Il va sans dire que nos deux amies subissent elles aussi les coups de boutoir de cette espèce de guerre civile : Lina devient une femme de pouvoir- maîtresse d'une science toute neuve qui fera bientôt des ordinateurs les rois de toute gestion industrielle et financière, et reine de coeur du plus redoutable aigrefin du Quartier. Lenù, l'intellectuelle, la prudente, perd peu à peu tout contrôle sur sa vie : ses maternités non désirées, et une passion trop longtemps refoulée qui refait brusquement irruption dans sa vie semblent devoir ébranler l'édifice de sa notabilité familiale et sociale qu'elle croyait stable.

Mais la navette qui tisse un va-et-vient entre ces vies particulières et l'histoire politique et sociale de l'Italie est celle de l'amitié : toujours interrogée, parfois réduite à un simple fil ...de téléphone, parfois transformée en un vrai câble pour sauvetage en pleine tempête - l'amitié tient ensemble en même temps qu'elle découd les pièces de ce puzzle.

C'est une amitié inquiète, qui pose mille questions, joue avec les points de vue, ne donne aucune réponse satisfaisante.

SPOIL BIS [Qui sauve qui? Lenù croit aider Lina mais ne fait-elle pas plutôt étalage d'un entregent social tout neuf, après son « beau mariage" ? Lila est-elle de bon conseil ou jette-t-elle un sort funeste à son amie, la vouant à n' être que son ombre, son éternelle seconde ? Lila est-elle une rebelle sans cause ou une ambitieuse sans scrupule ? Lenù est-elle une douce et sage femme d'intérieur et une intellectuelle d'occasion ? Ou une brillante écrivaine prise au piège des conformismes et du machisme ambiants ? Une fieffée égoïste ou une pionnière de la femme nouvelle ? ]

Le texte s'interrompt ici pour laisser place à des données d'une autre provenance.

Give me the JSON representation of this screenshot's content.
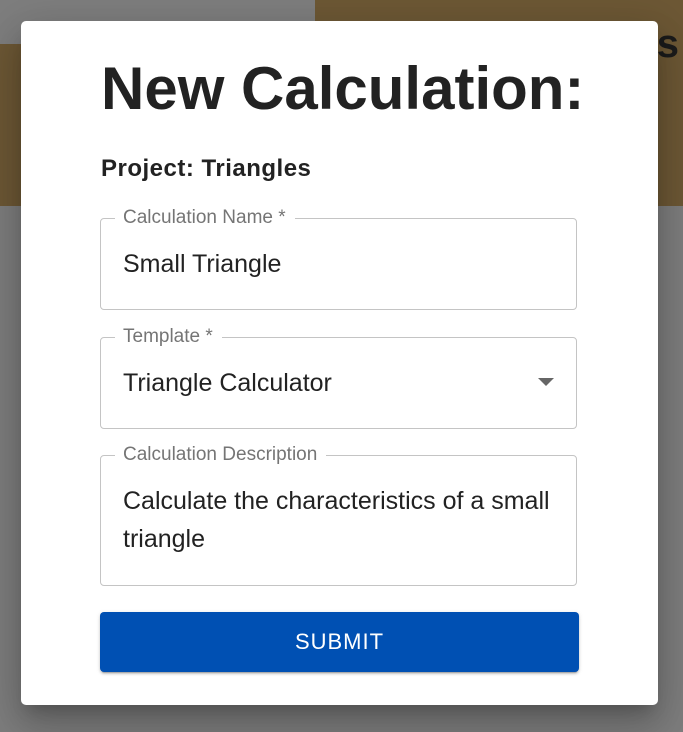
{
  "background": {
    "heading_fragment": "s"
  },
  "modal": {
    "title": "New Calculation:",
    "project_label": "Project: Triangles",
    "fields": {
      "name": {
        "label": "Calculation Name *",
        "value": "Small Triangle"
      },
      "template": {
        "label": "Template *",
        "value": "Triangle Calculator"
      },
      "description": {
        "label": "Calculation Description",
        "value": "Calculate the characteristics of a small triangle"
      }
    },
    "submit_label": "SUBMIT"
  },
  "colors": {
    "primary": "#0050b3",
    "backdrop": "#7e7e7e",
    "background_band": "#6d5835",
    "field_border": "#c4c4c4"
  }
}
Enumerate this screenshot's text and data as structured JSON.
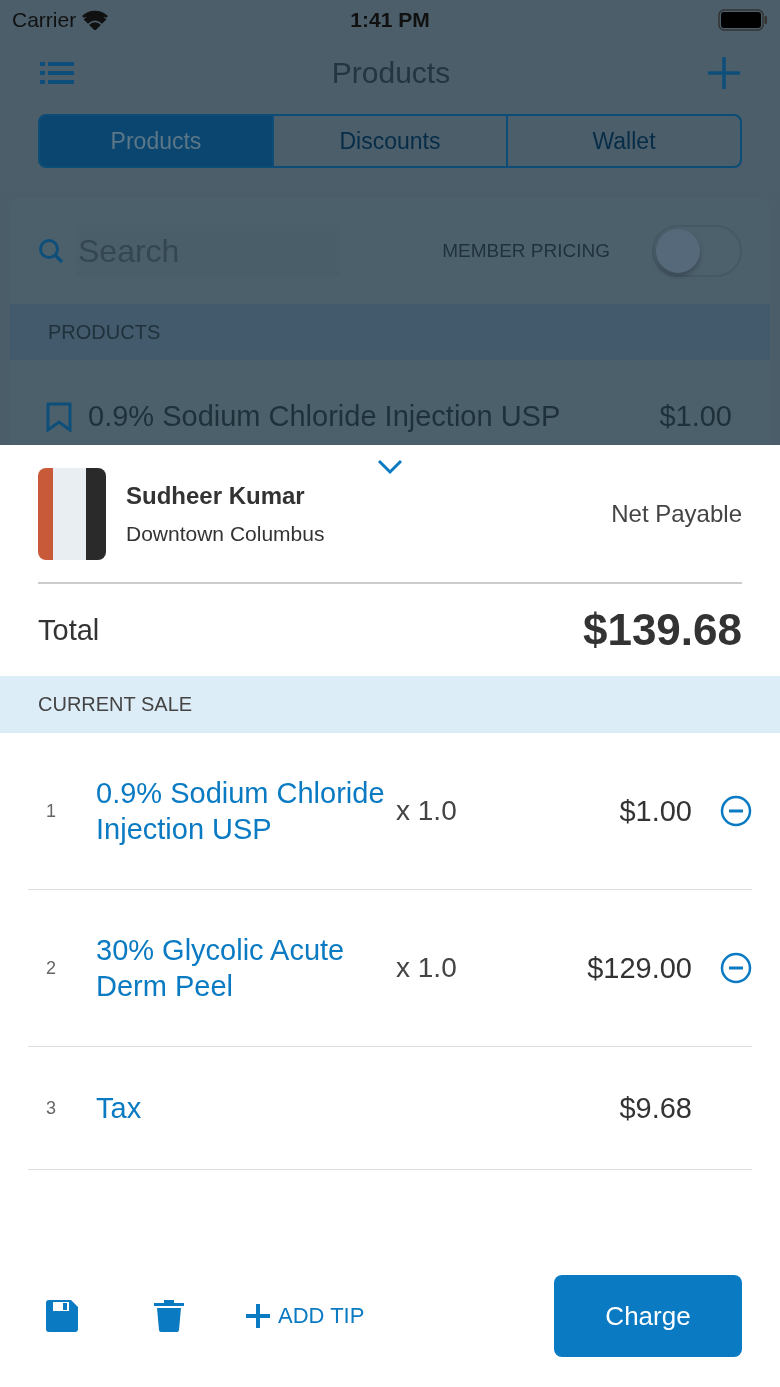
{
  "status_bar": {
    "carrier": "Carrier",
    "time": "1:41 PM"
  },
  "nav": {
    "title": "Products"
  },
  "tabs": [
    {
      "label": "Products",
      "selected": true
    },
    {
      "label": "Discounts",
      "selected": false
    },
    {
      "label": "Wallet",
      "selected": false
    }
  ],
  "search": {
    "placeholder": "Search"
  },
  "member_pricing": {
    "label": "MEMBER PRICING",
    "on": false
  },
  "products_section": {
    "header": "PRODUCTS",
    "items": [
      {
        "name": "0.9% Sodium Chloride Injection USP",
        "price": "$1.00"
      }
    ]
  },
  "sale": {
    "customer": {
      "name": "Sudheer Kumar",
      "location": "Downtown Columbus"
    },
    "net_payable_label": "Net Payable",
    "total_label": "Total",
    "total": "$139.68",
    "section_header": "CURRENT SALE",
    "items": [
      {
        "kind": "product",
        "index": "1",
        "name": "0.9% Sodium Chloride Injection USP",
        "qty": "x 1.0",
        "amount": "$1.00"
      },
      {
        "kind": "product",
        "index": "2",
        "name": "30% Glycolic Acute Derm Peel",
        "qty": "x 1.0",
        "amount": "$129.00"
      },
      {
        "kind": "tax",
        "index": "3",
        "name": "Tax",
        "amount": "$9.68"
      }
    ],
    "add_tip": "ADD TIP",
    "charge": "Charge"
  }
}
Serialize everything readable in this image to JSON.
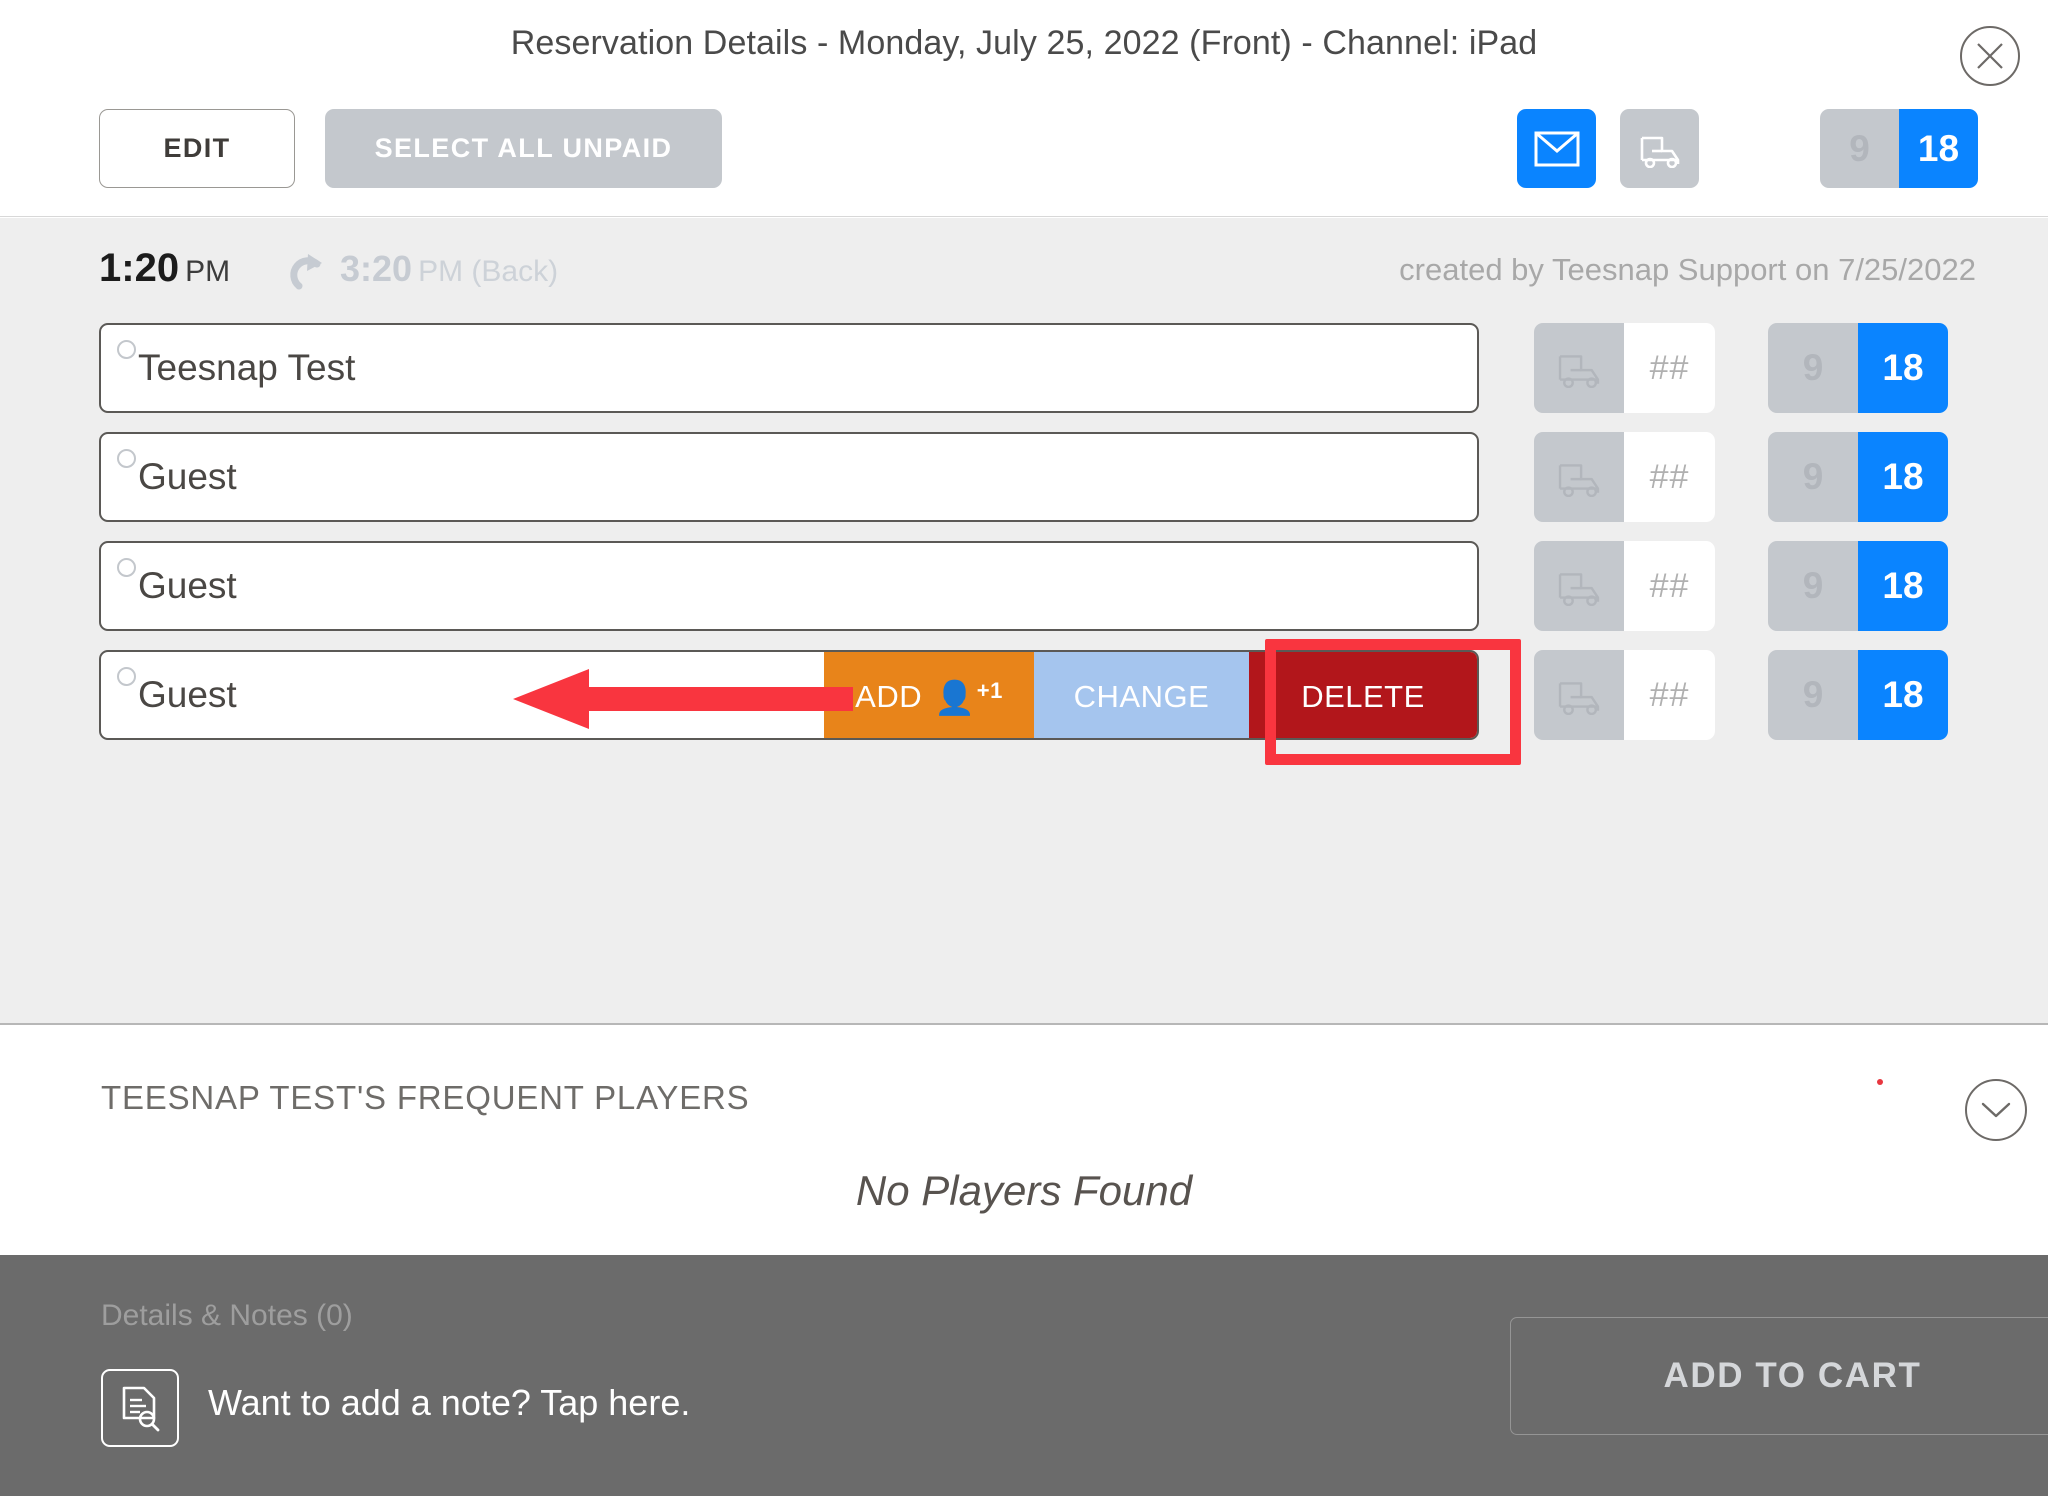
{
  "window": {
    "title": "Reservation Details - Monday, July 25, 2022 (Front) - Channel: iPad",
    "close_icon": "close-icon"
  },
  "toolbar": {
    "edit_label": "EDIT",
    "select_all_unpaid_label": "SELECT ALL UNPAID",
    "email_icon": "envelope-icon",
    "cart_icon": "golf-cart-icon",
    "holes": {
      "option_9": "9",
      "option_18": "18",
      "selected": "18"
    }
  },
  "reservation": {
    "start_time": "1:20",
    "start_ampm": "PM",
    "turn_icon": "turn-arrow-icon",
    "back_time": "3:20",
    "back_label": "PM (Back)",
    "created_by": "created by Teesnap Support on 7/25/2022"
  },
  "players": [
    {
      "name": "Teesnap Test",
      "cart_number": "##",
      "holes_9": "9",
      "holes_18": "18",
      "swipe_open": false
    },
    {
      "name": "Guest",
      "cart_number": "##",
      "holes_9": "9",
      "holes_18": "18",
      "swipe_open": false
    },
    {
      "name": "Guest",
      "cart_number": "##",
      "holes_9": "9",
      "holes_18": "18",
      "swipe_open": false
    },
    {
      "name": "Guest",
      "cart_number": "##",
      "holes_9": "9",
      "holes_18": "18",
      "swipe_open": true
    }
  ],
  "swipe_actions": {
    "add_label": "ADD",
    "add_badge": "+1",
    "change_label": "CHANGE",
    "delete_label": "DELETE"
  },
  "frequent_players": {
    "title": "TEESNAP TEST'S FREQUENT PLAYERS",
    "empty_message": "No Players Found",
    "chevron_icon": "chevron-down-icon"
  },
  "footer": {
    "details_notes_label": "Details & Notes (0)",
    "note_icon": "document-search-icon",
    "note_prompt": "Want to add a note? Tap here.",
    "add_to_cart_label": "ADD TO CART"
  },
  "colors": {
    "accent_blue": "#0a84ff",
    "muted_gray": "#c4c8cd",
    "add_orange": "#e8841a",
    "change_blue": "#a5c5ee",
    "delete_red": "#b2161b",
    "annotation_red": "#f9353f",
    "body_gray": "#eeeeee",
    "footer_gray": "#6b6b6b"
  }
}
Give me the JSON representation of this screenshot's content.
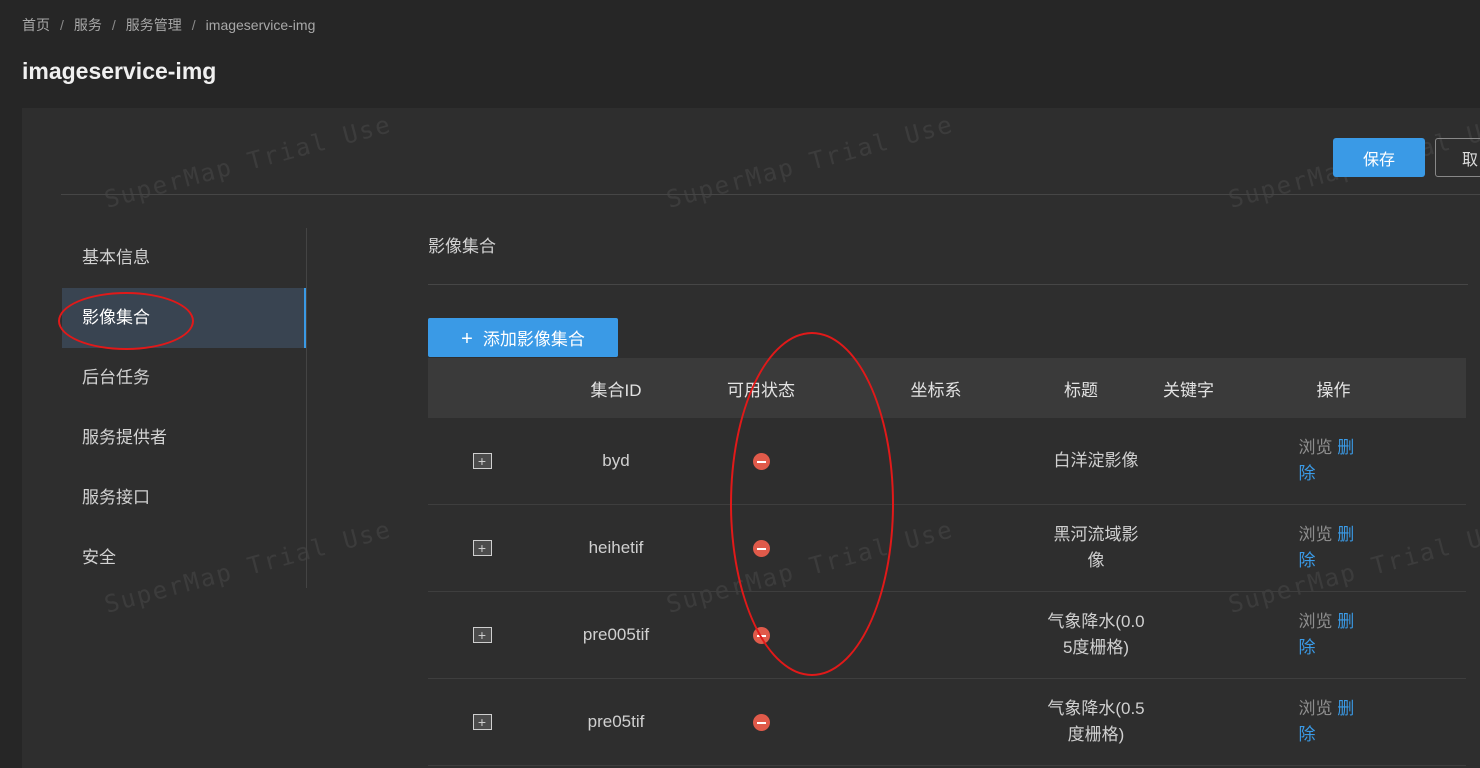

Ce qui rend ce roman si passionnant – et singulièrement ce troisième volume, lu en VO tant était grande mon impatience et impossible l'attente de sa traduction- c'est justement ce mélange entre saga et essai, entre roman d'initiation et réflexion sur l'amitié, entre l'histoire de deux amies et une étude de femmes : la femme dans le couple, le sexe, la maternité, la vie professionnelle, la vie familiale et sociale..


Sans concession, sans chichis, sans faux-semblants ni effets de style mais avec une rigueur, une intransigeance et une authenticité sidérantes, Elena Ferrante vient encore une fois de porter un grand coup.

Pour moi Ferrante c'est une sorte De Beauvoir pas du tout "rangée", qui aurait oublié qu'elle a été la compagne de Sartre et qu'elle a fait Normale Sup' - et qui, surtout, saurait nous intéresser sans nous ennuyer- pardon, Simone !

Un livre formidable, à lire très vite, dès qu'il sera traduit, bien sûr, ce qui ne saurait tarder. ..mais je vous ai traduit (vaille que vaille) nombre de citations pour vous mettre l'eau à la bouche…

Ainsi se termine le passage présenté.